Combining multiple hydrological model structures in a semi-distributed modelling environment.
Résumé
Accounting for the variability of processes and climate conditions between catchments and within catchments remains a challenge in hydrological modelling. To address this issue, various approaches were developed over the past decades. Among them, multi-model approaches provide a way to quantify and reduce the uncertainty linked to the choice of model structure, and semi-distributed approaches propose a good compromise to account for spatial variability of the processes by dividing the catchment in sub-catchments while maintaining a limited level of complexity. However, these two approaches were barely applied together. The aim of this work is to answer the following question: can we improve the efficiency of hydrological models by implementing a multi-model approach within a semi-distributed framework? In this work, the benchmark considered is a lumped model with a fixed structure.
To this end, a large set of 147 catchments in France was assembled, with precipitation, evapotranspiration and flow data at an hourly time step over the 1998-2018 period. The semi-distribution set-up was kept simple by considering a single intermediate catchment between a downstream station and one or more upstream catchments. The multi-model approach was implemented with two versions of the GR model (namely GR4H and GR5H). Within a semi-distributed framework, the two models were either used individually, i.e. applied on all sub-catchments (called GR4H-SD and GR5H-SD respectively), or combined using a simple and a weighted mean.
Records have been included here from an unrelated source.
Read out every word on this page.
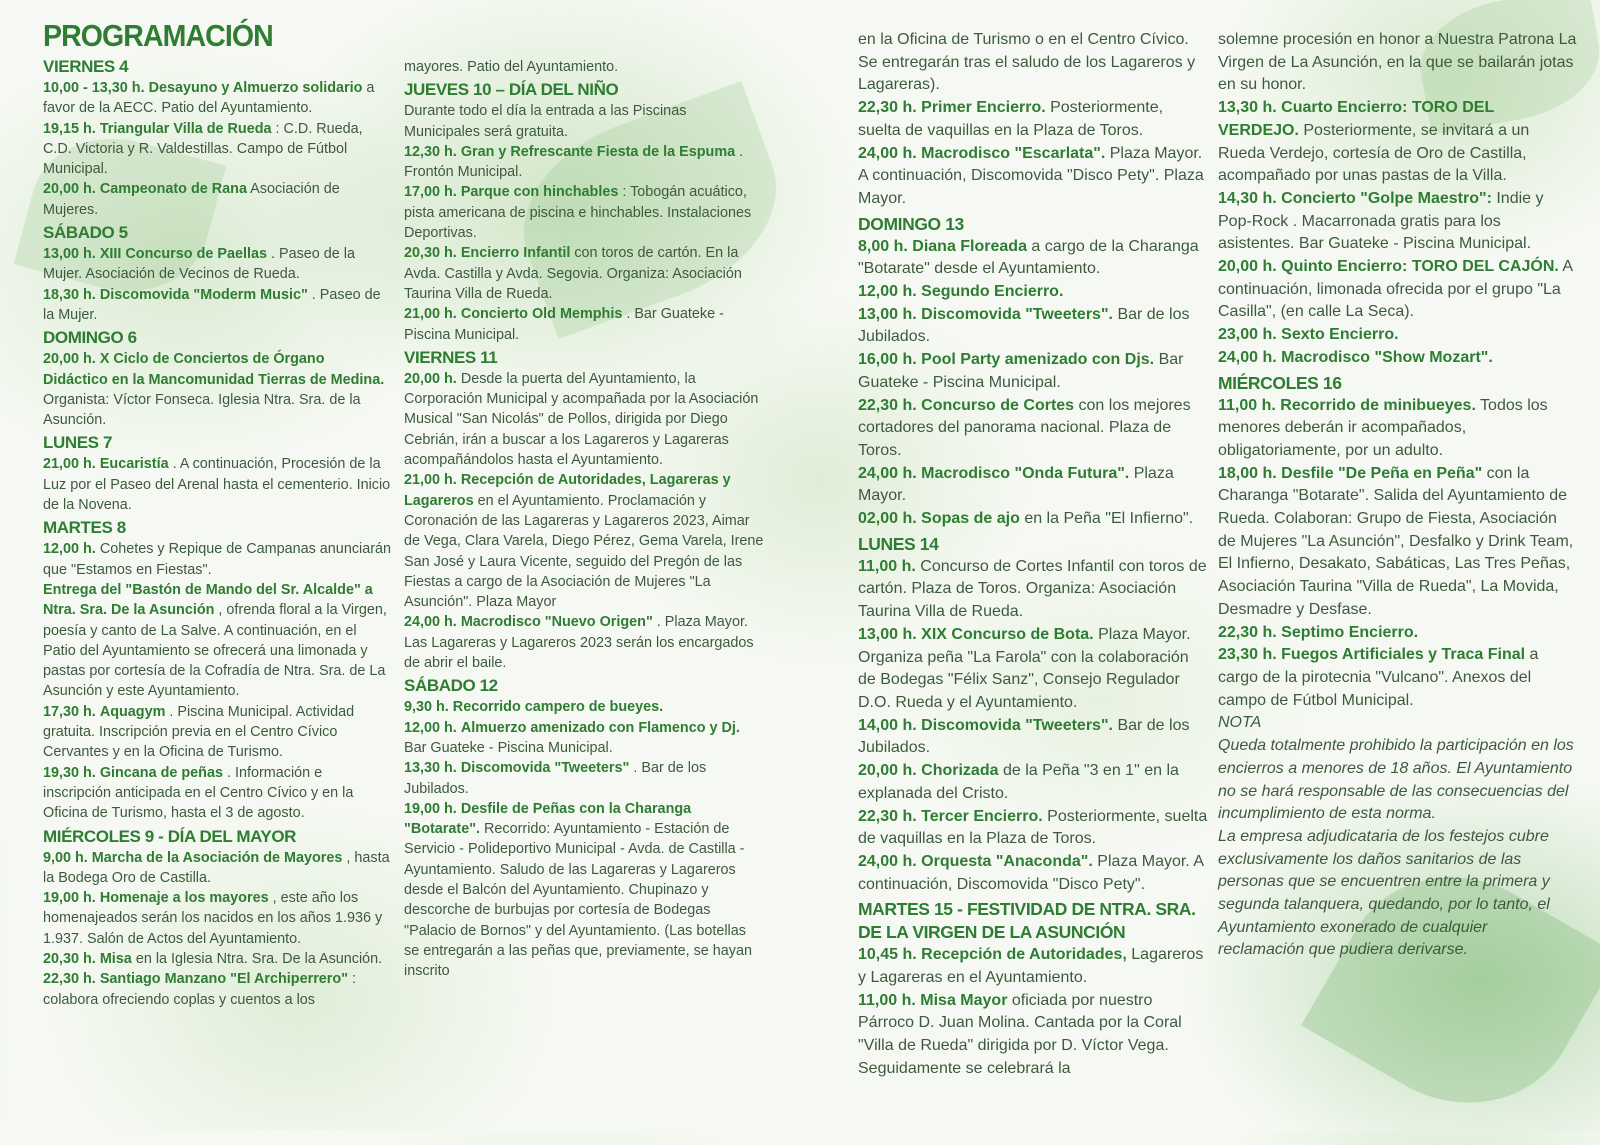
PROGRAMACIÓN
VIERNES 4

10,00 - 13,30 h. Desayuno y Almuerzo solidario a favor de la AECC. Patio del Ayuntamiento.

19,15 h. Triangular Villa de Rueda : C.D. Rueda, C.D. Victoria y R. Valdestillas. Campo de Fútbol Municipal.

20,00 h. Campeonato de Rana Asociación de Mujeres.

SÁBADO 5

13,00 h. XIII Concurso de Paellas . Paseo de la Mujer. Asociación de Vecinos de Rueda.

18,30 h. Discomovida "Moderm Music" . Paseo de la Mujer.

DOMINGO 6

20,00 h. X Ciclo de Conciertos de Órgano Didáctico en la Mancomunidad Tierras de Medina. Organista: Víctor Fonseca. Iglesia Ntra. Sra. de la Asunción.

LUNES 7

21,00 h. Eucaristía . A continuación, Procesión de la Luz por el Paseo del Arenal hasta el cementerio. Inicio de la Novena.

MARTES 8

12,00 h. Cohetes y Repique de Campanas anunciarán que "Estamos en Fiestas".

Entrega del "Bastón de Mando del Sr. Alcalde" a Ntra. Sra. De la Asunción , ofrenda floral a la Virgen, poesía y canto de La Salve. A continuación, en el Patio del Ayuntamiento se ofrecerá una limonada y pastas por cortesía de la Cofradía de Ntra. Sra. de La Asunción y este Ayuntamiento.

17,30 h. Aquagym . Piscina Municipal. Actividad gratuita. Inscripción previa en el Centro Cívico Cervantes y en la Oficina de Turismo.

19,30 h. Gincana de peñas . Información e inscripción anticipada en el Centro Cívico y en la Oficina de Turismo, hasta el 3 de agosto.

MIÉRCOLES 9 - DÍA DEL MAYOR

9,00 h. Marcha de la Asociación de Mayores , hasta la Bodega Oro de Castilla.

19,00 h. Homenaje a los mayores , este año los homenajeados serán los nacidos en los años 1.936 y 1.937. Salón de Actos del Ayuntamiento.

20,30 h. Misa en la Iglesia Ntra. Sra. De la Asunción.

22,30 h. Santiago Manzano "El Archiperrero" : colabora ofreciendo coplas y cuentos a los

mayores. Patio del Ayuntamiento.

JUEVES 10 – DÍA DEL NIÑO

Durante todo el día la entrada a las Piscinas Municipales será gratuita.

12,30 h. Gran y Refrescante Fiesta de la Espuma . Frontón Municipal.

17,00 h. Parque con hinchables : Tobogán acuático, pista americana de piscina e hinchables. Instalaciones Deportivas.

20,30 h. Encierro Infantil con toros de cartón. En la Avda. Castilla y Avda. Segovia. Organiza: Asociación Taurina Villa de Rueda.

21,00 h. Concierto Old Memphis . Bar Guateke - Piscina Municipal.

VIERNES 11

20,00 h. Desde la puerta del Ayuntamiento, la Corporación Municipal y acompañada por la Asociación Musical "San Nicolás" de Pollos, dirigida por Diego Cebrián, irán a buscar a los Lagareros y Lagareras acompañándolos hasta el Ayuntamiento.

21,00 h. Recepción de Autoridades, Lagareras y Lagareros en el Ayuntamiento. Proclamación y Coronación de las Lagareras y Lagareros 2023, Aimar de Vega, Clara Varela, Diego Pérez, Gema Varela, Irene San José y Laura Vicente, seguido del Pregón de las Fiestas a cargo de la Asociación de Mujeres "La Asunción". Plaza Mayor

24,00 h. Macrodisco "Nuevo Origen" . Plaza Mayor. Las Lagareras y Lagareros 2023 serán los encargados de abrir el baile.

SÁBADO 12

9,30 h. Recorrido campero de bueyes.

12,00 h. Almuerzo amenizado con Flamenco y Dj. Bar Guateke - Piscina Municipal.

13,30 h. Discomovida "Tweeters" . Bar de los Jubilados.

19,00 h. Desfile de Peñas con la Charanga "Botarate". Recorrido: Ayuntamiento - Estación de Servicio - Polideportivo Municipal - Avda. de Castilla - Ayuntamiento. Saludo de las Lagareras y Lagareros desde el Balcón del Ayuntamiento. Chupinazo y descorche de burbujas por cortesía de Bodegas "Palacio de Bornos" y del Ayuntamiento. (Las botellas se entregarán a las peñas que, previamente, se hayan inscrito

en la Oficina de Turismo o en el Centro Cívico. Se entregarán tras el saludo de los Lagareros y Lagareras).

22,30 h. Primer Encierro. Posteriormente, suelta de vaquillas en la Plaza de Toros.

24,00 h. Macrodisco "Escarlata". Plaza Mayor.

A continuación, Discomovida "Disco Pety". Plaza Mayor.

DOMINGO 13

8,00 h. Diana Floreada a cargo de la Charanga "Botarate" desde el Ayuntamiento.

12,00 h. Segundo Encierro.

13,00 h. Discomovida "Tweeters". Bar de los Jubilados.

16,00 h. Pool Party amenizado con Djs. Bar Guateke - Piscina Municipal.

22,30 h. Concurso de Cortes con los mejores cortadores del panorama nacional. Plaza de Toros.

24,00 h. Macrodisco "Onda Futura". Plaza Mayor.

02,00 h. Sopas de ajo en la Peña "El Infierno".

LUNES 14

11,00 h. Concurso de Cortes Infantil con toros de cartón. Plaza de Toros. Organiza: Asociación Taurina Villa de Rueda.

13,00 h. XIX Concurso de Bota. Plaza Mayor. Organiza peña "La Farola" con la colaboración de Bodegas "Félix Sanz", Consejo Regulador D.O. Rueda y el Ayuntamiento.

14,00 h. Discomovida "Tweeters". Bar de los Jubilados.

20,00 h. Chorizada de la Peña "3 en 1" en la explanada del Cristo.

22,30 h. Tercer Encierro. Posteriormente, suelta de vaquillas en la Plaza de Toros.

24,00 h. Orquesta "Anaconda". Plaza Mayor. A continuación, Discomovida "Disco Pety".

MARTES 15 - FESTIVIDAD DE NTRA. SRA. DE LA VIRGEN DE LA ASUNCIÓN

10,45 h. Recepción de Autoridades, Lagareros y Lagareras en el Ayuntamiento.

11,00 h. Misa Mayor oficiada por nuestro Párroco D. Juan Molina. Cantada por la Coral "Villa de Rueda" dirigida por D. Víctor Vega. Seguidamente se celebrará la

solemne procesión en honor a Nuestra Patrona La Virgen de La Asunción, en la que se bailarán jotas en su honor.

13,30 h. Cuarto Encierro: TORO DEL VERDEJO. Posteriormente, se invitará a un Rueda Verdejo, cortesía de Oro de Castilla, acompañado por unas pastas de la Villa.

14,30 h. Concierto "Golpe Maestro": Indie y Pop-Rock . Macarronada gratis para los asistentes. Bar Guateke - Piscina Municipal.

20,00 h. Quinto Encierro: TORO DEL CAJÓN. A continuación, limonada ofrecida por el grupo "La Casilla", (en calle La Seca).

23,00 h. Sexto Encierro.

24,00 h. Macrodisco "Show Mozart".

MIÉRCOLES 16

11,00 h. Recorrido de minibueyes. Todos los menores deberán ir acompañados, obligatoriamente, por un adulto.

18,00 h. Desfile "De Peña en Peña" con la Charanga "Botarate". Salida del Ayuntamiento de Rueda. Colaboran: Grupo de Fiesta, Asociación de Mujeres "La Asunción", Desfalko y Drink Team, El Infierno, Desakato, Sabáticas, Las Tres Peñas, Asociación Taurina "Villa de Rueda", La Movida, Desmadre y Desfase.

22,30 h. Septimo Encierro.

23,30 h. Fuegos Artificiales y Traca Final a cargo de la pirotecnia "Vulcano". Anexos del campo de Fútbol Municipal.

NOTA

Queda totalmente prohibido la participación en los encierros a menores de 18 años. El Ayuntamiento no se hará responsable de las consecuencias del incumplimiento de esta norma.

La empresa adjudicataria de los festejos cubre exclusivamente los daños sanitarios de las personas que se encuentren entre la primera y segunda talanquera, quedando, por lo tanto, el Ayuntamiento exonerado de cualquier reclamación que pudiera derivarse.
The first step of this work was to check whether past conclusions published in the scientific literature, obtained with lumped multi-models, were the same in a semi-distributed framework. In other words, does the multi-model approach generate better performance than individual models in a semi-distributed context?
Another possible combination of the semi-distributed and the multi-model approaches would be to make different choices of model structures or combinations on each sub-catchment. Intuitively, it makes sense to propagate the flow simulated by the best model from upstream to downstream. The second analysis therefore focuses on the following question: is the best upstream model always the most useful downstream?
The results and the operational implications of this work will be analyzed in the case of the Rhône basin.